Furthermore, a vital announcement to do away with the Plan and Non-Plan4 classification of expenditure (to coincide with the last year of the 12th Five Year Plan) needs more clarity. The special provisions in the Budget related to the marginalised communities, (the Dalits and Adivasis) such as the Scheduled Caste Sub Plan and the Tribal Sub Plan5 are limited to Plan spending. It remains unclear what will happen to these provisions once the distinction is done away with. As is well-known, social discrimination continues to be a critical driver of inequality in the country.
In sum, a budget document is essentially much more than an accounts statement of the government; it outlines the policy priorities and vision of the government. Even though the FM quoted Swami Vivekananda on how the neglect of masses was a national sin and that it was vital everyone was well-educated, well-fed and well cared for, a quick analysis reveals that some of the necessary ingredients, of social inclusion and ensuring equitable development for all, remain de-prioritised.
2Jan Aushadhi loosely translates to People’s Medicine
4 Plan expenditure was the spending on all the schemes that were part of the Five Year planning process. India has had 12 Five Year Plans. The current government dismantled the Planning Commission that was in charge of the Plan priorities and funding.
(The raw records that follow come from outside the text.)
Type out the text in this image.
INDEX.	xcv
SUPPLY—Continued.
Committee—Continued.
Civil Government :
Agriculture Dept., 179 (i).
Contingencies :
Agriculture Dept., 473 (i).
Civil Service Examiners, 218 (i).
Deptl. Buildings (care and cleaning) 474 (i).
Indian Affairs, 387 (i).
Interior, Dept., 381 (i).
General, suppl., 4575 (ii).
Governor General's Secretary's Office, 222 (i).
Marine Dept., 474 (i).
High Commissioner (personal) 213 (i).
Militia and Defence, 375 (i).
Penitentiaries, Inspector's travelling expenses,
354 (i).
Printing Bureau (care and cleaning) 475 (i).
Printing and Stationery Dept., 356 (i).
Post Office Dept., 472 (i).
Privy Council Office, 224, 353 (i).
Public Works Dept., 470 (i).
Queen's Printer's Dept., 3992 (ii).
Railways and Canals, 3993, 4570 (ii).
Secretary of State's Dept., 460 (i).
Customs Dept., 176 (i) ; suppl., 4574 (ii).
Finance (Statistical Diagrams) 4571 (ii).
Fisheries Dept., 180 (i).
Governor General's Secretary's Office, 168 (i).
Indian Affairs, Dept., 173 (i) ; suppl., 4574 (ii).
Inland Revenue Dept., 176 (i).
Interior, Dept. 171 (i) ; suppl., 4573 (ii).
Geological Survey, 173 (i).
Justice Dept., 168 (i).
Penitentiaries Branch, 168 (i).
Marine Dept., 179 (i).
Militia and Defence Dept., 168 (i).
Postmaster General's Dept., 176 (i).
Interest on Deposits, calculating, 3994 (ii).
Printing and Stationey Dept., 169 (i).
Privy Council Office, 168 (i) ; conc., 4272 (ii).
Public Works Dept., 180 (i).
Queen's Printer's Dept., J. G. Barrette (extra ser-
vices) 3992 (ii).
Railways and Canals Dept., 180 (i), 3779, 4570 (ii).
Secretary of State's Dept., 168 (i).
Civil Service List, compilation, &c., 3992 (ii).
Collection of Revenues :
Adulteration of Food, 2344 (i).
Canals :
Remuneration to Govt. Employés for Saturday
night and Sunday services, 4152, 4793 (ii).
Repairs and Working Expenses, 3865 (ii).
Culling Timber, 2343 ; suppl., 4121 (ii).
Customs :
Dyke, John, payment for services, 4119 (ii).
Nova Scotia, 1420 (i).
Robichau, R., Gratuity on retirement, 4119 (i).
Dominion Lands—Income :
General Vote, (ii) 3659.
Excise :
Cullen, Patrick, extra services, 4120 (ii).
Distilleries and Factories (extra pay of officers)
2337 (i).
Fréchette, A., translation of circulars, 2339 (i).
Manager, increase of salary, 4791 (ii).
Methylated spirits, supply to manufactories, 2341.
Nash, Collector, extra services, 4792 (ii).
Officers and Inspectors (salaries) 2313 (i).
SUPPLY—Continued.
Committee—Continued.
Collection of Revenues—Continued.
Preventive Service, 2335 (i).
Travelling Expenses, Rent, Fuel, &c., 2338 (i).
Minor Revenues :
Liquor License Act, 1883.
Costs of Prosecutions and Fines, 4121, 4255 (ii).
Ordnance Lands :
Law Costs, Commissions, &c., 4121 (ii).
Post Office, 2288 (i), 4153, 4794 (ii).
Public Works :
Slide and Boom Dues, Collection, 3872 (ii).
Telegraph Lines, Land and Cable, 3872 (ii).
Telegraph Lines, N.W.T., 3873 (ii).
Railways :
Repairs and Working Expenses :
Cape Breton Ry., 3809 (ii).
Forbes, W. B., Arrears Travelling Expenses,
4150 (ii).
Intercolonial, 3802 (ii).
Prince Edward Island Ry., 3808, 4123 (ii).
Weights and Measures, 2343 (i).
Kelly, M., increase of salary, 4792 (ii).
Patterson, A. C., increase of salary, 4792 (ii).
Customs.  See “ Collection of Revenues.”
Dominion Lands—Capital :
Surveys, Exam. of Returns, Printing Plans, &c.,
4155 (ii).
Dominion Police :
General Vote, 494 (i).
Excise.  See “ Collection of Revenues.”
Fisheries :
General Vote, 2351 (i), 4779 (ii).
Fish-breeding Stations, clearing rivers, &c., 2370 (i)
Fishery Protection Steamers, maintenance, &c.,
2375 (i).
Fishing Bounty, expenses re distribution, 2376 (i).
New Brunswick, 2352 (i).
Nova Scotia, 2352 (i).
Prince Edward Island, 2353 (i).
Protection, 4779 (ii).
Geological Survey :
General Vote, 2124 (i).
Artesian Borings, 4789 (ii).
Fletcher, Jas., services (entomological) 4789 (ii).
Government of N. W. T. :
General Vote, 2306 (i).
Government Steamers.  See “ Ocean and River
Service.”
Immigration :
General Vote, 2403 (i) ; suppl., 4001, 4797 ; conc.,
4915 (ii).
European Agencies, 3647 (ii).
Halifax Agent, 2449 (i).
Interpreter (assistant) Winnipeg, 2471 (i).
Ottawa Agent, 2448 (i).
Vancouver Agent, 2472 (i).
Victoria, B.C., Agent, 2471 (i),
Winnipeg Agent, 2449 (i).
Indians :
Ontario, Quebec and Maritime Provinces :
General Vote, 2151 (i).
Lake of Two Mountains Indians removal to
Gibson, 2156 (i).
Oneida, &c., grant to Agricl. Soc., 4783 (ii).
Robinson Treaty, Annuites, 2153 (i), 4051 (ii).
Non-Plan expenditure denotes all other regular expenses for upkeep and maintenance. For instance, salaries of government employees, expenses incurred by government agencies, defense spending etc.
5 The Scheduled Caste Sub Plan and the Tribal Sub Plan are budgetary provisions that mandate governments, both at the Centre and States, to allocate budgetary resources exclusively for the Dalits and Adivasis respectively proportionate to their share in the total population. The Dalits comprise 16 % and Adivasis are 8 % of the country’s population. The SCSP and TSP have been around 9 % and 5 % respectively.